Decisão de Ratinho Júnior gera economia de R$ 7,2 milhões por ano

Governador mantém salários sem o reajuste de 16%

O governador Carlos Massa Ratinho Júnior em reunião com seus secretários (Foto: Arnaldo Alves / ANPr)

Uma das decisões tomadas pelo governador Ratinho Júnior, no Paraná, nesta semana, foi o congelamento do seu próprio salário, medida extensiva ao vice-governador e aos 15 secretários. O anúncio foi feito pouco antes do encontro com a equipe de governo, na tarde de terça feira (8), no Palácio Iguaçu. De acordo com informações apuradas pelo Paraná Portal, o governador recebe R$ 33,7 mil, contra R$ 32 mil do vice governador e secretários R$ 23,6 mil. Entretanto, o governador não divulgou o período em que os salários serão mantidos sem o reajuste.

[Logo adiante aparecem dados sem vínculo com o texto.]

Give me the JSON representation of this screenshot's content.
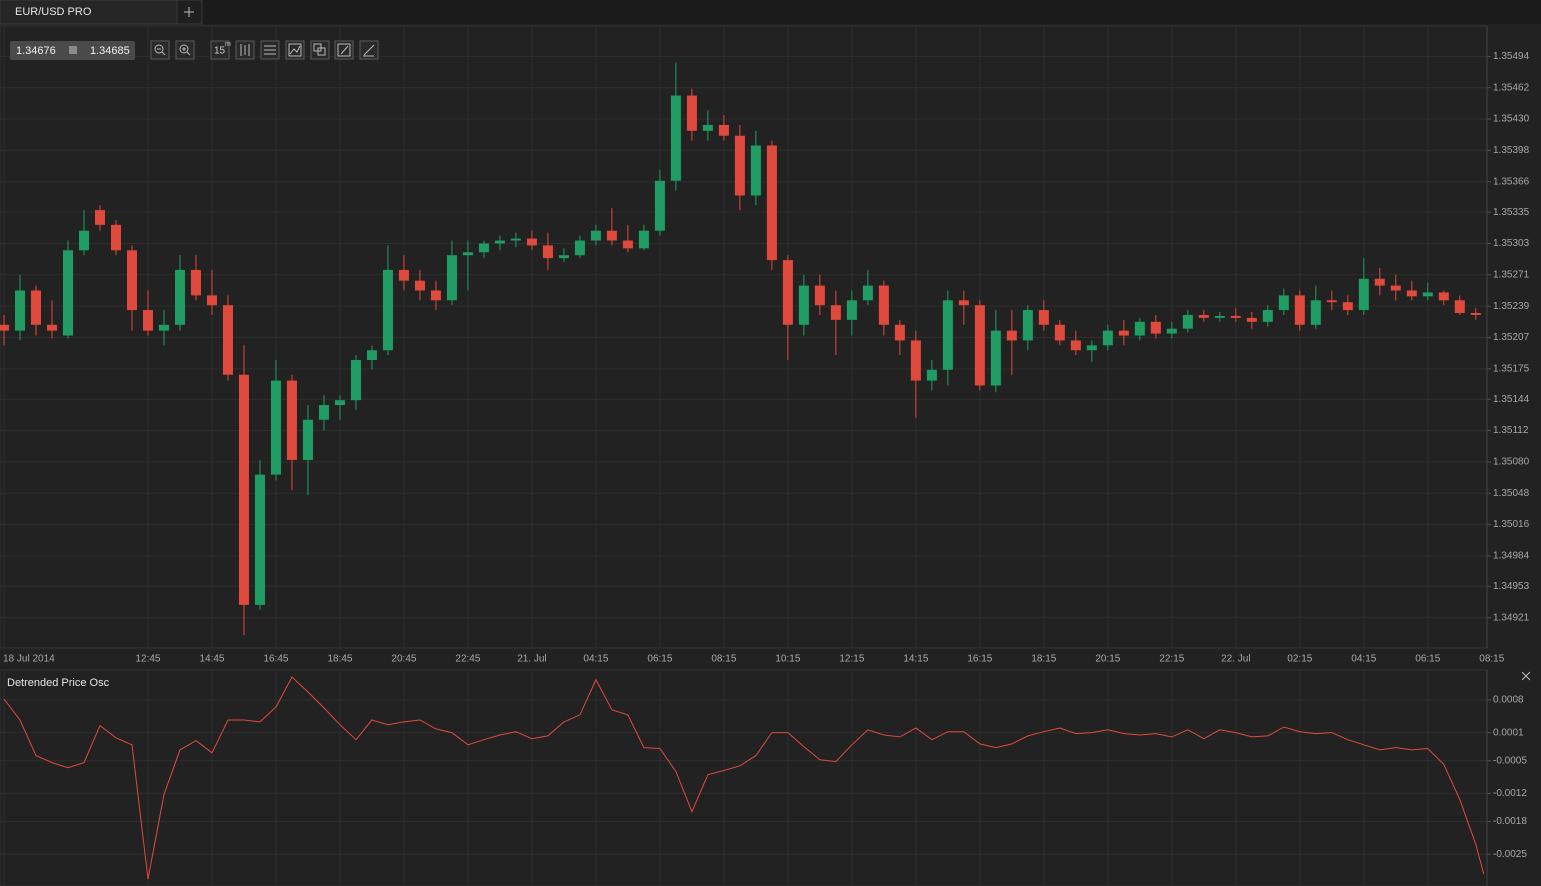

Ratinho Júnior afirmou que o Paraná não vai seguir o aumento salarial dos ministros do Supremo Tribunal Federal (STF), de 16%. A aplicação do reajuste acarretaria impacto na folha de servidores de aproximadamente R$ 600 mil por mês.

A Lei Federal estabelece como teto para remuneração dos servidores públicos o salário dos ministros do STF, indexando os reajustes do salário do governador, vice-governador e dos secretários, bem como o limite de ganho dos servidores em geral. Como houve aumento recente aos ministros do STF,  esse índice poderia ser repassado. Ratinho Júnior assinou decreto suspendendo essa incidência. A medida impede, também, que o teto de salário entre os servidores passe dos atuais R$ 33 mil para R$ 39 mil.

“Vamos evitar um gasto de R$ 600 mil por mês, que dá um acumulado de R$ 7,2 milhões por ano. Estamos tomando uma série medidas administrativas para otimizar a máquina pública”, afirmou.

A decisão do governador está baseada no artigo 169 da Constituição Federal e na Lei de Responsabilidade Fiscal, que prevê uma análise do impacto da medida antes da aplicação de qualquer reajuste. Ele afirmou que o princípio de austeridade e de análise prévia do impacto das medidas será a base em todas as ações do governo.